Par Pierre Manière, à Barcelone  |   |  1463  mots
Ludovic Le Moan, le patron de Sigfox.
A la tête de Sigfox, pionnier français des objets connectés, Ludovic Le Moan, présent au MWC à Barcelone, dénonce le "bashing" des opérateurs mobiles à son encontre. D'après lui, des acteurs comme Bouygues Telecom et Orange souhaitent l'empêcher de se développer pour gagner du temps. En attendant l'arrivée de la 4G-LTE-M et de la 5G, qui seront calibrés pour l'Internet des objets.

Dans le monde des réseaux bas débit, qui permettent de connecter des objets à Internet à moindre coût pendant plusieurs années, c'est la guerre. En France, deux camps se tirent régulièrement dessus. D'un côté, il y a Sigfox, une startup toulousaine, précurseur dans ce domaine. Elle couvre quatorze pays à travers le monde et affiche sept millions d'objets connectés au compteur. De l'autre, il y a les opérateurs mobiles Bouygues Telecom et Orange. Eux ont choisi LoRa, une technologie similaire qu'ils estiment supérieure. Mais aujourd'hui, ils en sont encore à déployer leurs antennes dans l'Hexagone.

Au Mobile World Congress de Barcelone, le plus grand salon mondial des télécoms, Sigfox a installé un gros stand pour rencontrer de nouveaux clients et engranger les contrats. A La Tribune, son patron, Ludovic Le Moan, dénonce le "bashing" des opérateurs mobiles.
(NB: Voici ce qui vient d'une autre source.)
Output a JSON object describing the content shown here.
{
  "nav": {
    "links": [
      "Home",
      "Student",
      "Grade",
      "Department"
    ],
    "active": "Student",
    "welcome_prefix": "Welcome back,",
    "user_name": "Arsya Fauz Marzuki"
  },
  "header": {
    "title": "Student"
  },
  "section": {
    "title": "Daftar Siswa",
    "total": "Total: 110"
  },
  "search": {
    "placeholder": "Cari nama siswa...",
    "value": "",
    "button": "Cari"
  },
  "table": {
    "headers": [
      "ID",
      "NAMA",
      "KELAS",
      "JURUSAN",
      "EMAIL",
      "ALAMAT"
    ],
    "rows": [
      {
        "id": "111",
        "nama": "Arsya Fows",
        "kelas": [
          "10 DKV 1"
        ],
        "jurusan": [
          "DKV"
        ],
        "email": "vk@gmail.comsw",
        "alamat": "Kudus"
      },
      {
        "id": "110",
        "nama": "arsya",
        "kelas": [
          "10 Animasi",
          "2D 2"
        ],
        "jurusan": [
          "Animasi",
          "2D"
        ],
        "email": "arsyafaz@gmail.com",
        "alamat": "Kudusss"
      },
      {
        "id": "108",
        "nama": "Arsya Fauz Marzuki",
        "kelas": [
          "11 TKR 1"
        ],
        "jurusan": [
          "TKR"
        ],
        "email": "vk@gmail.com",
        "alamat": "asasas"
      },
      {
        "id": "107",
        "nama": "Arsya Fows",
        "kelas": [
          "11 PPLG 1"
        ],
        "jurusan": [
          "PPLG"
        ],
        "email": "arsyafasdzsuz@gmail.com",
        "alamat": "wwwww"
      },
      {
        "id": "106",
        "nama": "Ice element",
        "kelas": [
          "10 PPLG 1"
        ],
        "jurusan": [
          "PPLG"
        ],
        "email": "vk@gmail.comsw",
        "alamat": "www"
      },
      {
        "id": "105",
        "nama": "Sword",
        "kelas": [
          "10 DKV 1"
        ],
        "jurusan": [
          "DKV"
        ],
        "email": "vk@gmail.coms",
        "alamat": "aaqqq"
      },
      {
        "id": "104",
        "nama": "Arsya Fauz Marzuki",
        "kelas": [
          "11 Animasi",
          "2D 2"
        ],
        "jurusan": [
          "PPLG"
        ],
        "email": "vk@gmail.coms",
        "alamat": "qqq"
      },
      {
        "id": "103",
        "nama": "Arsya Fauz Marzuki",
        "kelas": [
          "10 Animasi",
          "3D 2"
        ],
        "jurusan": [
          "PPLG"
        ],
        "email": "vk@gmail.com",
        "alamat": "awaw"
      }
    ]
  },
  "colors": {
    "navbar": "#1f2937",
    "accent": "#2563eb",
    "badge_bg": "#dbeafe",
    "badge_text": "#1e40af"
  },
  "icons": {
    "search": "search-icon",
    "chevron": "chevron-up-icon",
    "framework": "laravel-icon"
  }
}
A l'en croire, ces acteurs, conscients que l'Internet des objets constitue un business d'avenir, cherchent surtout à gagner du temps pour imposer des solutions maisons. Parmi elles, il y a la 4G-LTE-M ("M" signifiant "Machines"), une évolution de la 4G attendue au mieux d'ici à la fin de l'année selon les chercheurs. En plein développement, la 5G permettra aussi de connecter les objets. Mais d'après les experts, les consommateurs devront sans doute attendre 2025 pour profiter de ce standard, le temps de déployer les réseaux.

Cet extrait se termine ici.